While the ovarian tissue will eventually die, there's another slice of it on ice and the goal is to get as many eggs retrieved as possible so that means when Kate meets Mr Right, the eggs are there for her and she can look into surrogacy.
But therein lies another dilemma. Surrogacy laws in Aotearoa require a biological mother to adopt her child from the surrogate and don't allow the exchange of money, so the surrogate must be a volunteer.
This legal rigmarole has motivated Kate to look at other options, so she's recently joined up as a candidate in a uterus-transplant trial in Sydney.
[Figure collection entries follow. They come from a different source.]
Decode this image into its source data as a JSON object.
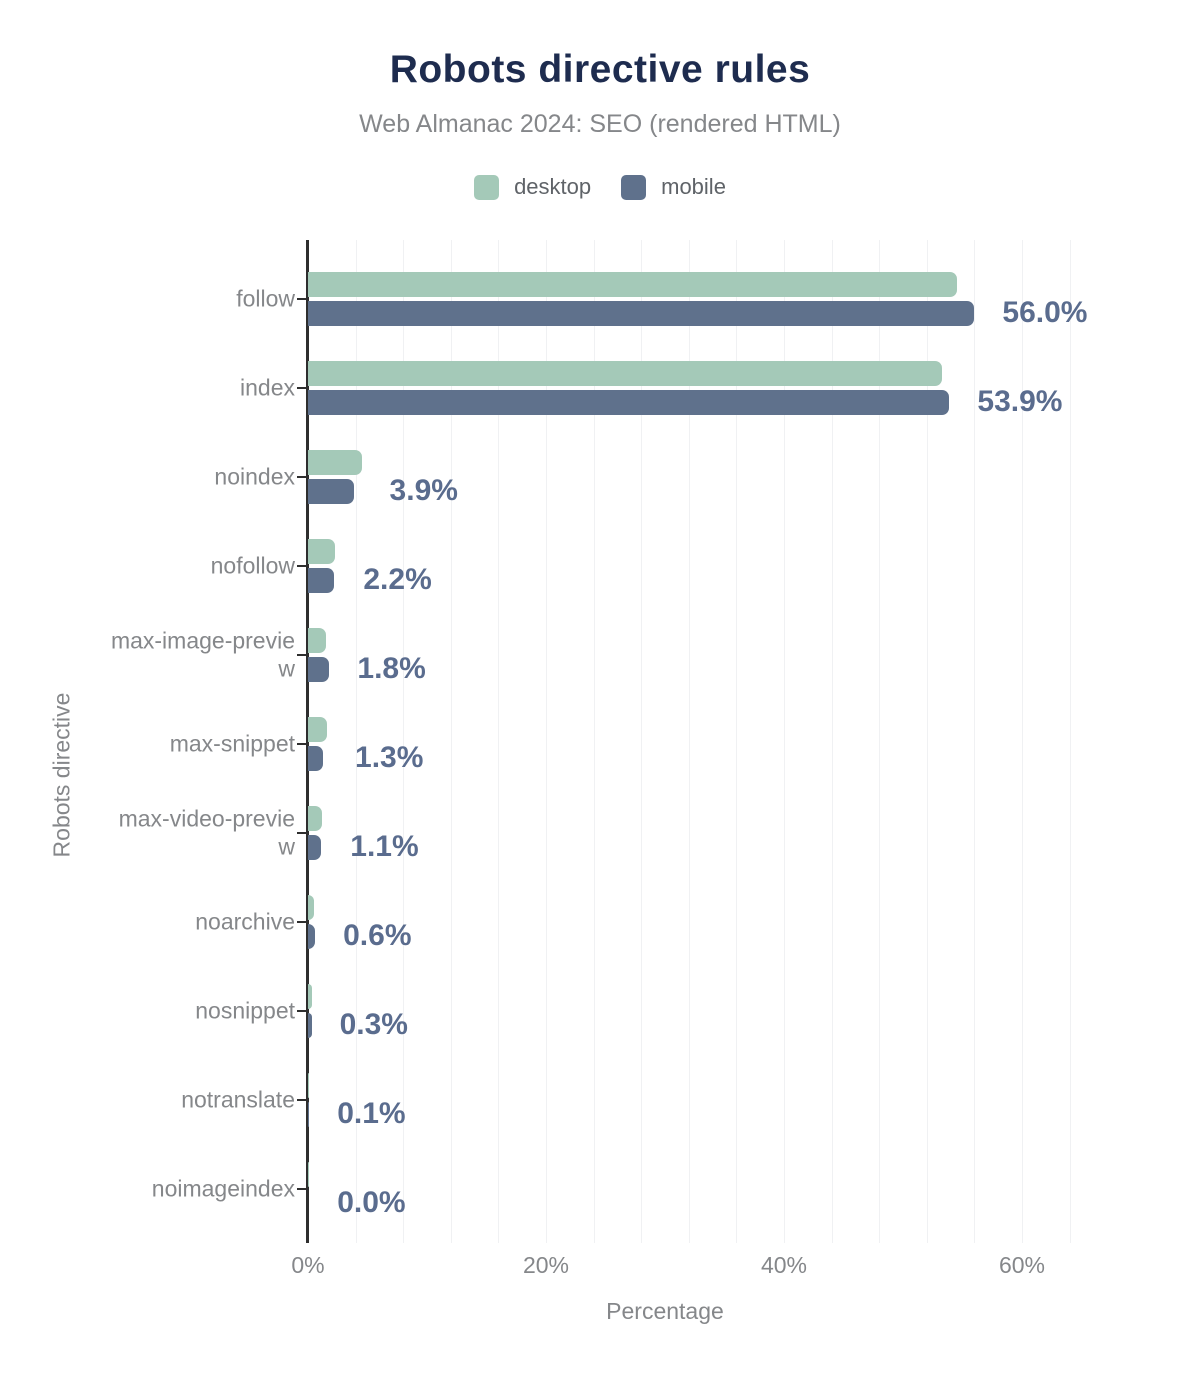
{
  "title": "Robots directive rules",
  "subtitle": "Web Almanac 2024: SEO (rendered HTML)",
  "legend": [
    {
      "label": "desktop",
      "color": "#a4c9b8"
    },
    {
      "label": "mobile",
      "color": "#5f718c"
    }
  ],
  "chart_data": {
    "type": "bar",
    "orientation": "horizontal",
    "title": "Robots directive rules",
    "subtitle": "Web Almanac 2024: SEO (rendered HTML)",
    "xlabel": "Percentage",
    "ylabel": "Robots directive",
    "categories": [
      "follow",
      "index",
      "noindex",
      "nofollow",
      "max-image-preview",
      "max-snippet",
      "max-video-preview",
      "noarchive",
      "nosnippet",
      "notranslate",
      "noimageindex"
    ],
    "category_display_lines": [
      [
        "follow"
      ],
      [
        "index"
      ],
      [
        "noindex"
      ],
      [
        "nofollow"
      ],
      [
        "max-image-previe",
        "w"
      ],
      [
        "max-snippet"
      ],
      [
        "max-video-previe",
        "w"
      ],
      [
        "noarchive"
      ],
      [
        "nosnippet"
      ],
      [
        "notranslate"
      ],
      [
        "noimageindex"
      ]
    ],
    "series": [
      {
        "name": "desktop",
        "color": "#a4c9b8",
        "values": [
          54.5,
          53.3,
          4.5,
          2.3,
          1.5,
          1.6,
          1.2,
          0.5,
          0.3,
          0.1,
          0.1
        ]
      },
      {
        "name": "mobile",
        "color": "#5f718c",
        "values": [
          56.0,
          53.9,
          3.9,
          2.2,
          1.8,
          1.3,
          1.1,
          0.6,
          0.3,
          0.1,
          0.0
        ]
      }
    ],
    "value_labels": [
      "56.0%",
      "53.9%",
      "3.9%",
      "2.2%",
      "1.8%",
      "1.3%",
      "1.1%",
      "0.6%",
      "0.3%",
      "0.1%",
      "0.0%"
    ],
    "value_labels_series": "mobile",
    "x_ticks": [
      "0%",
      "20%",
      "40%",
      "60%"
    ],
    "x_tick_values": [
      0,
      20,
      40,
      60
    ],
    "xlim": [
      0,
      72
    ],
    "grid": {
      "on": true,
      "minor_step_pct": 4,
      "last_gridline_pct": 64,
      "legend_position": "top"
    }
  },
  "colors": {
    "title": "#1e2c4f",
    "subtitle": "#85878a",
    "category_label": "#85878a",
    "value_label": "#5a6c8e",
    "axis_line": "#2e2e2e",
    "gridline": "#f0f1f3",
    "desktop": "#a4c9b8",
    "mobile": "#5f718c"
  }
}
While uterus transplants have been performed elsewhere in the world, it would be a first in Australia.
In the meantime, Kate's determined to keep fighting for people who are going through a similar journey. "If they didn't take that tissue from me when I was 23, I'd never be able to have my own biological child," she says.
"But there are young girls going through chemo in New Zealand who aren't being offered to have their ovarian tissue reserved. It's so unfair we're so far behind the rest of the world. People go through enough with cancer – they shouldn't have to deal with this too."
And perhaps they won't much longer. Using her signature determination, Kate is turning her frustration into advocacy.
"Hopefully, I'll become the person who will make ovarian tissue transplant possible for others as well," she declares. "I think all of this has happened to me because I was meant to change the way things are in New Zealand. I'm not going to stop."